Pour savoir comment protéger les espèces, les chercheurs doivent apprendre davantage sur leur vie. À cette fin, trois lynx ont été munis de colliers émetteurs et leur localisation est constamment suivie. Ici, les chercheurs viennent de capturer Riste et lui mettent le collier.
Une autre raison pour laquelle les lynx ont survécu dans cette partie de l’Europe est parce que les habitants des montagnes ont conservé leur mode de vie traditionnel : ils vivent dans de petits villages, gardent les vaches avec des chiens de garde qui les protègent contre les prédateurs nocturnes. Le programme de conservation du Lynx des Balkans a déjà distribué des micro-subventions d’une valeur de 100.000 euros pour les collectivités locales en Albanie et en Macédoine comme une incitation à préserver et à s’engager dans des communautés rurales traditionnelles. L’argent est utilisé pour encourager l’utilisation durable des forêts, la cueillette de plantes médicinales, l’apiculture traditionnelle et l’agriculture, l’élevage des chiens de garde, la promotion de l’éco-tourisme … Tous ces mini-projets permettent aux habitants de maintenir un mode de vie qui respecte l’environnement en leur fournissant une source supplémentaire de revenus.
Chasser
Les protecteurs du lynx des Balkans collaborent également avec des chasseurs à travers des ateliers communs et des campagnes de sensibilisation. D’ailleurs, les chasseurs ont un véritable intérêt pour une faune saine et peuvent donc jouer un rôle très positif dans le maintien de fortes populations de proies qui pourrait aussi bénéficier au lynx.
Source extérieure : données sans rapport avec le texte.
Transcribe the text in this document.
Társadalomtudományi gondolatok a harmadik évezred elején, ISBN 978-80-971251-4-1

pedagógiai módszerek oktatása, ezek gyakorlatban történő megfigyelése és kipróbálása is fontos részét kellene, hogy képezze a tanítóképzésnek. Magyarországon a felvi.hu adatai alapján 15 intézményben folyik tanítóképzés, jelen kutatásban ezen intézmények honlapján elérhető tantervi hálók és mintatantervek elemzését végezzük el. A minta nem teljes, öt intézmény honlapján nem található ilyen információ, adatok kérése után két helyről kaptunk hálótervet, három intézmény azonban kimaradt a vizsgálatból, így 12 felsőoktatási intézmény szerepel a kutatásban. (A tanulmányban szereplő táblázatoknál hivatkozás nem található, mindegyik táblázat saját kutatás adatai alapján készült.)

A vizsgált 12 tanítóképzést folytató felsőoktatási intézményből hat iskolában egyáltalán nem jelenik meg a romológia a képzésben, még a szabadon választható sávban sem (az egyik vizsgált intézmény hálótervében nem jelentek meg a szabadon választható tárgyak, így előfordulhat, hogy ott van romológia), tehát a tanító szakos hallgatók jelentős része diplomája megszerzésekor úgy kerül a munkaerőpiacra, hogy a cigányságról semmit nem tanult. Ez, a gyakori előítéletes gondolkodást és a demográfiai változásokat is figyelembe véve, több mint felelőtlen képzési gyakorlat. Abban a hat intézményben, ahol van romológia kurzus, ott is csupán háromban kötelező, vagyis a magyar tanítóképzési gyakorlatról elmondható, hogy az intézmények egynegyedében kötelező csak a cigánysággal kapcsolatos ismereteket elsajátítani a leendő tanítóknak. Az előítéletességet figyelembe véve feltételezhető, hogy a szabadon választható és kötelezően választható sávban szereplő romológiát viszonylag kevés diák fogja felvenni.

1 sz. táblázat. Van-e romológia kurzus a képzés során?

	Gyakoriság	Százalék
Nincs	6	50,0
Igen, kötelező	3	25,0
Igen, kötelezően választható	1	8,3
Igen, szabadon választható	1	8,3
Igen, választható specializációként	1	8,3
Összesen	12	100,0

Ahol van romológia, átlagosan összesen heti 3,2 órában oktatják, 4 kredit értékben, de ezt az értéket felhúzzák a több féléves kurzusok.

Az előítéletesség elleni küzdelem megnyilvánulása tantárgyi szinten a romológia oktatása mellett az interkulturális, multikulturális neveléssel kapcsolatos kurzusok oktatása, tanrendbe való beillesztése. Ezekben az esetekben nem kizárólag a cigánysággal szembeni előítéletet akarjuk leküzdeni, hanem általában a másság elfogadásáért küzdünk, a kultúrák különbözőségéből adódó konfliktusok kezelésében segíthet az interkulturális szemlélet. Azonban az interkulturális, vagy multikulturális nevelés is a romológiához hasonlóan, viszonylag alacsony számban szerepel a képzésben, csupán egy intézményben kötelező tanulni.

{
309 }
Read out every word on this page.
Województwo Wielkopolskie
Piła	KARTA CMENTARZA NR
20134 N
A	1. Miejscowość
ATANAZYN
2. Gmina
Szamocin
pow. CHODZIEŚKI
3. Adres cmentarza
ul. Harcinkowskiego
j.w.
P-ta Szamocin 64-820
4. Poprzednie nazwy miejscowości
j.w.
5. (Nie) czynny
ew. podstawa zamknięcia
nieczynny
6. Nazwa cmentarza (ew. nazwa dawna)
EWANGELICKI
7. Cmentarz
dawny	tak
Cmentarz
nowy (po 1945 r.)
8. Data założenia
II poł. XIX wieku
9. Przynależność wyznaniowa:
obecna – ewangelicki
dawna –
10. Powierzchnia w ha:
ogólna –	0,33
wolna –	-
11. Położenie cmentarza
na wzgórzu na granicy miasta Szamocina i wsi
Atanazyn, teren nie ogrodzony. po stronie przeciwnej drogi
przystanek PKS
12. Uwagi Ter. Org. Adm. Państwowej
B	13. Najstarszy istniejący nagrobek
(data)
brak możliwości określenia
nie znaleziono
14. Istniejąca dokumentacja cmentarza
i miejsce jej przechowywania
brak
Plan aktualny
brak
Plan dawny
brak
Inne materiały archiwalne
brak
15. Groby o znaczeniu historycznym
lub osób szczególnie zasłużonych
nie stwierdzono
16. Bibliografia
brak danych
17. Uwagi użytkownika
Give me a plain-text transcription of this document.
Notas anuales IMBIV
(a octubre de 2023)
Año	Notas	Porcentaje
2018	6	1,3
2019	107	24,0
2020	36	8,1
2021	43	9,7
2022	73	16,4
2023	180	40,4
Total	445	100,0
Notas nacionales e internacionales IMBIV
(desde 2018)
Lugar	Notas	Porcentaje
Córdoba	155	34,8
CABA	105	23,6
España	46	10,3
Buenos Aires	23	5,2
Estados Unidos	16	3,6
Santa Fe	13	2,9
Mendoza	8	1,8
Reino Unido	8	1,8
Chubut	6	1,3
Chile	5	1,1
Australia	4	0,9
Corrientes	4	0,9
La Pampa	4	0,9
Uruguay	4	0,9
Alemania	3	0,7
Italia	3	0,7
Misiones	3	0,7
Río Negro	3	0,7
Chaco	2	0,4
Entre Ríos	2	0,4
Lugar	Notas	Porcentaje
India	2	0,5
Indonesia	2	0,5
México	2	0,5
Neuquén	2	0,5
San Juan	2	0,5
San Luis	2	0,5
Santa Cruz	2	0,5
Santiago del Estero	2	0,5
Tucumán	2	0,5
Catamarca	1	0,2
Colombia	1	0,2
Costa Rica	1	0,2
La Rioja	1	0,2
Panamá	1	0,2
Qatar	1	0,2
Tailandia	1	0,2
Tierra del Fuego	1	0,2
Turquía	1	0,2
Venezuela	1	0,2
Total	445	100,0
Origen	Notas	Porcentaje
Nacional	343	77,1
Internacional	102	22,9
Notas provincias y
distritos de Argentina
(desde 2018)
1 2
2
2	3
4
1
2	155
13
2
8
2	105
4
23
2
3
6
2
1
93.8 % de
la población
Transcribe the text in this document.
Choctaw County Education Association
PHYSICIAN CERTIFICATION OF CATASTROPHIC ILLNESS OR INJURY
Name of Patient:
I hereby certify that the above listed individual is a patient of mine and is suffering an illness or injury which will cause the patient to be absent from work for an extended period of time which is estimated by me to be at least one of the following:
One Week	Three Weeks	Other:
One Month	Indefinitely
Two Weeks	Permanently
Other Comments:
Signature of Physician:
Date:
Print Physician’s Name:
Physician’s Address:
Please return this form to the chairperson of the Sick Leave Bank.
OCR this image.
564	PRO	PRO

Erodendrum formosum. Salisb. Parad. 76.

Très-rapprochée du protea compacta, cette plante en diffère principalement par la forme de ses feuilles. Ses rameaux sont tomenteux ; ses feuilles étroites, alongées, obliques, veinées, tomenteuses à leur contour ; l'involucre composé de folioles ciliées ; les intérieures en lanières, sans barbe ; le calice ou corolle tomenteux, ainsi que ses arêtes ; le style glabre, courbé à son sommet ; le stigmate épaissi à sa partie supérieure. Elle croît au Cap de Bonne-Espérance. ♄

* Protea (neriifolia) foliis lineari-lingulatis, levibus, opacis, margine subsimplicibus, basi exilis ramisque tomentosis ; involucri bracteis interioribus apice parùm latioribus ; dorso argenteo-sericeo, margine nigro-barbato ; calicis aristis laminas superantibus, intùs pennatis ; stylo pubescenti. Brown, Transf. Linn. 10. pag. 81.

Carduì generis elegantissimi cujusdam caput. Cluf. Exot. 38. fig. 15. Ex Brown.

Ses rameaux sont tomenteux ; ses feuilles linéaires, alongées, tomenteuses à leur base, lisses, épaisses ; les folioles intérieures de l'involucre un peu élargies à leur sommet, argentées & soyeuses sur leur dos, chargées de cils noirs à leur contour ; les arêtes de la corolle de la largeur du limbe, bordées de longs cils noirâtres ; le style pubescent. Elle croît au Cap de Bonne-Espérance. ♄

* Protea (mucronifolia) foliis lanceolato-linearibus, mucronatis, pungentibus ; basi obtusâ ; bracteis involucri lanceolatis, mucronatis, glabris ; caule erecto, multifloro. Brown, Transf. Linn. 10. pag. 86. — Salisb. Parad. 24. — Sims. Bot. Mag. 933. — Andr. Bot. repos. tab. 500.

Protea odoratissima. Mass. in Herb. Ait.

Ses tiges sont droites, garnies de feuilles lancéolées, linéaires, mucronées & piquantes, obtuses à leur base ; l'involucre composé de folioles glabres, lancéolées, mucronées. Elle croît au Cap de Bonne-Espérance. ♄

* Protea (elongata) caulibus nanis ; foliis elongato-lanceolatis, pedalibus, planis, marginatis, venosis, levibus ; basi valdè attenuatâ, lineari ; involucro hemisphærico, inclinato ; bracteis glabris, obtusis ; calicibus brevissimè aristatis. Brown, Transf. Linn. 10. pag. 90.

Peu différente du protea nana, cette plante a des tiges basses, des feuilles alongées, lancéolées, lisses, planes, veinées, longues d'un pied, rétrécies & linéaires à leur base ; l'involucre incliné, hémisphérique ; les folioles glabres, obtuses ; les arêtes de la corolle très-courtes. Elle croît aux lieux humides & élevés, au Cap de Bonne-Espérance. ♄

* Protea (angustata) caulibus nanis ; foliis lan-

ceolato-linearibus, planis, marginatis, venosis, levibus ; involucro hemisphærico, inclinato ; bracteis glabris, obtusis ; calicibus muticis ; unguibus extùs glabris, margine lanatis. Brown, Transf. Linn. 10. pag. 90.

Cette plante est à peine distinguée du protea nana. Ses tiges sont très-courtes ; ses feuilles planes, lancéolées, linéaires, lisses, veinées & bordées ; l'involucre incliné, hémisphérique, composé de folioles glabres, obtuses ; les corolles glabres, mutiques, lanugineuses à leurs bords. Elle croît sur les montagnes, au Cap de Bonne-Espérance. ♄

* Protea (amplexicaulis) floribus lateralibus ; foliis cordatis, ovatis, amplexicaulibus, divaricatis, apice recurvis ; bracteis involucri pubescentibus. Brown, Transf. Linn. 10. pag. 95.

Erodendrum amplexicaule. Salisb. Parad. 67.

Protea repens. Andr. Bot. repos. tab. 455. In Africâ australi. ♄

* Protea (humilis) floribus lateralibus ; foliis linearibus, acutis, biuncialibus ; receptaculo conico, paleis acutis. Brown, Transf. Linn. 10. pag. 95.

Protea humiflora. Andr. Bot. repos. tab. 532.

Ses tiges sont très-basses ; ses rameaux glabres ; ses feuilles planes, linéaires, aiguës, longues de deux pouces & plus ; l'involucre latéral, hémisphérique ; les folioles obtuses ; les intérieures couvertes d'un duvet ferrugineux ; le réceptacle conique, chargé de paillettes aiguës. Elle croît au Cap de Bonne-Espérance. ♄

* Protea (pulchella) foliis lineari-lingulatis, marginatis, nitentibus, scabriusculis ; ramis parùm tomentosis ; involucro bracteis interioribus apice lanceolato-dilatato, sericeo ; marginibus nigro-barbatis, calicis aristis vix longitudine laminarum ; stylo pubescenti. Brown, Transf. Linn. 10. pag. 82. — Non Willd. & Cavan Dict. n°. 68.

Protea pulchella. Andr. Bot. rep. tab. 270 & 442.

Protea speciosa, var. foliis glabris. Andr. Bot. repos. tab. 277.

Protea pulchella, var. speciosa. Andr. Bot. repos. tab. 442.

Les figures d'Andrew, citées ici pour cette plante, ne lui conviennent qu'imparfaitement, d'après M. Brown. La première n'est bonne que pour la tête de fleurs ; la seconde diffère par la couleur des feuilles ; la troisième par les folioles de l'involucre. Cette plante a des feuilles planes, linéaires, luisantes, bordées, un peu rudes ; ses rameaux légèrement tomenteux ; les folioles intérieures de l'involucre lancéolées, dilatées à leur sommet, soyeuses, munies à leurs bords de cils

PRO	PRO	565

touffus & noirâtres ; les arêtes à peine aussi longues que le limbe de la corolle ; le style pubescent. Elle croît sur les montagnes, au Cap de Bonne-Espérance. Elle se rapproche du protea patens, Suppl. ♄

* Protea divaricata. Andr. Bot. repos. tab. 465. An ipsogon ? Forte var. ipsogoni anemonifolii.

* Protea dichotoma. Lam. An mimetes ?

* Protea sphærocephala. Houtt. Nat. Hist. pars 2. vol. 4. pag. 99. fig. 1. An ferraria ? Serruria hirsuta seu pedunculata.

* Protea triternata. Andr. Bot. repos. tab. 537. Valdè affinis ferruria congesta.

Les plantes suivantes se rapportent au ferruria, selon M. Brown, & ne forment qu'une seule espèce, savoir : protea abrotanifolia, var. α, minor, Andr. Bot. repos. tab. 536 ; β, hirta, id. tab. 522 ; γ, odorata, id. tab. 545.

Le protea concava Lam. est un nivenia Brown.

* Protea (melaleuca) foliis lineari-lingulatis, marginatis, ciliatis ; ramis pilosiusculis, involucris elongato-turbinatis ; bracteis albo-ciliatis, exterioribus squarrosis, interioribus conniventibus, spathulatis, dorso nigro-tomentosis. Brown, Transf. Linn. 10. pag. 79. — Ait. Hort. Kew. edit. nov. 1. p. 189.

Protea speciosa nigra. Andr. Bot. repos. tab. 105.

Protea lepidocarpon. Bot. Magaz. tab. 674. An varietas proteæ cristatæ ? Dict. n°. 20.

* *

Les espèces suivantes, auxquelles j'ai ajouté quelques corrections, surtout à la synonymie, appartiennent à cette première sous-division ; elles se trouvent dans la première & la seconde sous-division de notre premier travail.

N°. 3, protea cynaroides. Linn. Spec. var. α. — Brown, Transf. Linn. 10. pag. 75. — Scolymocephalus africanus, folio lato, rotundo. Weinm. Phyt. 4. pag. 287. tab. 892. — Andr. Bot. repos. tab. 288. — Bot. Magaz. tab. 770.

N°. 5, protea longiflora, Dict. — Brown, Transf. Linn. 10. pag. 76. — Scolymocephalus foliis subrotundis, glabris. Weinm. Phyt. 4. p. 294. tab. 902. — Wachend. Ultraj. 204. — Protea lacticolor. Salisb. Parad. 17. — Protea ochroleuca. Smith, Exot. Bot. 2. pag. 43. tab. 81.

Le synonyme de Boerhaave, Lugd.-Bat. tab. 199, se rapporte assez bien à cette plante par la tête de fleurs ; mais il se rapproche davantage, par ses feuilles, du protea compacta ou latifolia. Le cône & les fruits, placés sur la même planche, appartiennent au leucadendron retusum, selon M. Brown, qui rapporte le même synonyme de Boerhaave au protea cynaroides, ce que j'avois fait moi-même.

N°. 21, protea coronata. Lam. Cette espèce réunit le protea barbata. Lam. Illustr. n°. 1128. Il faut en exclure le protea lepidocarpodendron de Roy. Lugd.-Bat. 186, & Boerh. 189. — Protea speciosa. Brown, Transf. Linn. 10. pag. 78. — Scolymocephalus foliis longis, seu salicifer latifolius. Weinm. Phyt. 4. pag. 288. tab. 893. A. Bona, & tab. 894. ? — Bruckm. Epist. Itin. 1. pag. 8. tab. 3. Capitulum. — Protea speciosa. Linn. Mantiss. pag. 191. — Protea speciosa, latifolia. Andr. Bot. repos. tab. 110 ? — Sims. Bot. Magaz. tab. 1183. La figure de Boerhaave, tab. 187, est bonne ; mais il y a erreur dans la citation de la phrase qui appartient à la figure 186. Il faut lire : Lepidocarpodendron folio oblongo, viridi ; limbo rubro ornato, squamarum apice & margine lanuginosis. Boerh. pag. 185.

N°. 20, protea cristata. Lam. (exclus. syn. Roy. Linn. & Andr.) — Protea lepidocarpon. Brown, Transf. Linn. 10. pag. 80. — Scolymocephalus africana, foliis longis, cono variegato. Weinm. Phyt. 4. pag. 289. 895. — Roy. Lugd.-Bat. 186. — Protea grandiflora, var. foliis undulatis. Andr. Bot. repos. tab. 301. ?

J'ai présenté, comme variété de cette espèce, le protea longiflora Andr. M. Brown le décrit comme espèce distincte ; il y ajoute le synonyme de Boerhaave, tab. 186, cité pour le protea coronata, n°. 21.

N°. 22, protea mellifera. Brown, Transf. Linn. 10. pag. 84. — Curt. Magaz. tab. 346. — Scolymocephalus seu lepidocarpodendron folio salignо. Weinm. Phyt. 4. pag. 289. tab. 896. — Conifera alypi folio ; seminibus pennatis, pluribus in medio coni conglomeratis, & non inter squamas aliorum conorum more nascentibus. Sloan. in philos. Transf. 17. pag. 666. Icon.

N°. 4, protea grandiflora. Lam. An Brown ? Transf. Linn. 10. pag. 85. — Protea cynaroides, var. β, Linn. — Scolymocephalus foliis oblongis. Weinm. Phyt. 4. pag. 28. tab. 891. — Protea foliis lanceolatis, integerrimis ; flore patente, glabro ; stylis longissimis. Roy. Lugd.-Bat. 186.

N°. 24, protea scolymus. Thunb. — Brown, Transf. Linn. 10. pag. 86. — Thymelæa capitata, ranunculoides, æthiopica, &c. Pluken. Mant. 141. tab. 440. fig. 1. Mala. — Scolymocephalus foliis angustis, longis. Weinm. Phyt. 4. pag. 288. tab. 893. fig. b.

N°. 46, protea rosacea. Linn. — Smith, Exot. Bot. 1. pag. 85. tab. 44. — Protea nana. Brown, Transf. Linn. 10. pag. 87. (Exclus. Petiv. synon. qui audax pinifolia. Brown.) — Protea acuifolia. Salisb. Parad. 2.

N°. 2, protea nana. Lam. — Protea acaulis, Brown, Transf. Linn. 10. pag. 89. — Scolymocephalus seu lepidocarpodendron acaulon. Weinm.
« 90% des chasseurs ne chasse pas le lynx », a dit Panajot Chorovski de Kicevo en Macédoine. Il explique que durant ses 40 années d’expérience en tant que chasseur, il n’a observé le lynx que deux ou trois fois et il ne lui est jamais venu à l’esprit de le tuer. « Ils sont importants pour le reste des animaux », a dit Chorovski. « S’il un cerf est malade, le lynx l’attaquera, ce qui est bénéfique pour l’ensemble du troupeau. »
« Bien sûr, nous devons distinguer les chasseurs honnêtes de ceux qui sont malhonnêtes – les braconniers », a dit Trajce. Selon le scientifique, les chasseurs juridiques sont un partenaire précieux pour la conservation du lynx des Balkans car ils maintiennent les règlements, respectent la faune et ne constituent pas une menace pour le lynx des Balkans.
En revanche, les braconniers sont le véritable problème et il est très difficile de négocier avec eux. Ils peuvent être une menace directe pour les lynx en les chassant, ou indirecte, en épuisant leurs proies suite à une chasse irresponsable, illégale et intenable.
Marko près de Mavrovo NP ©Dime Melovski
Marko recouvrant sa proie ©BLRP-SCOPES
« Je suis néanmoins très optimiste quant à l’avenir du lynx des Balkans. Lorsque nous avons commencé il y a quelques années, nous ne savions même pas s’ils existaient encore. Depuis, nous avons parcouru un long chemin », a dit Trajce. « Si nous continuons ainsi, avec dévouement et passion, je pense que nous pouvons sauver l’espèce. »
L’Europe a déjà une histoire fructueuse concernant la conservation d’une espèce de lynx: la population de lynx Ibérique (Lynx pardinus) a triplé dans la dernière décennie et comprend à l’heure actuelle plus de 300 lynx. Nous espérons le même sort au lynx des Balkans.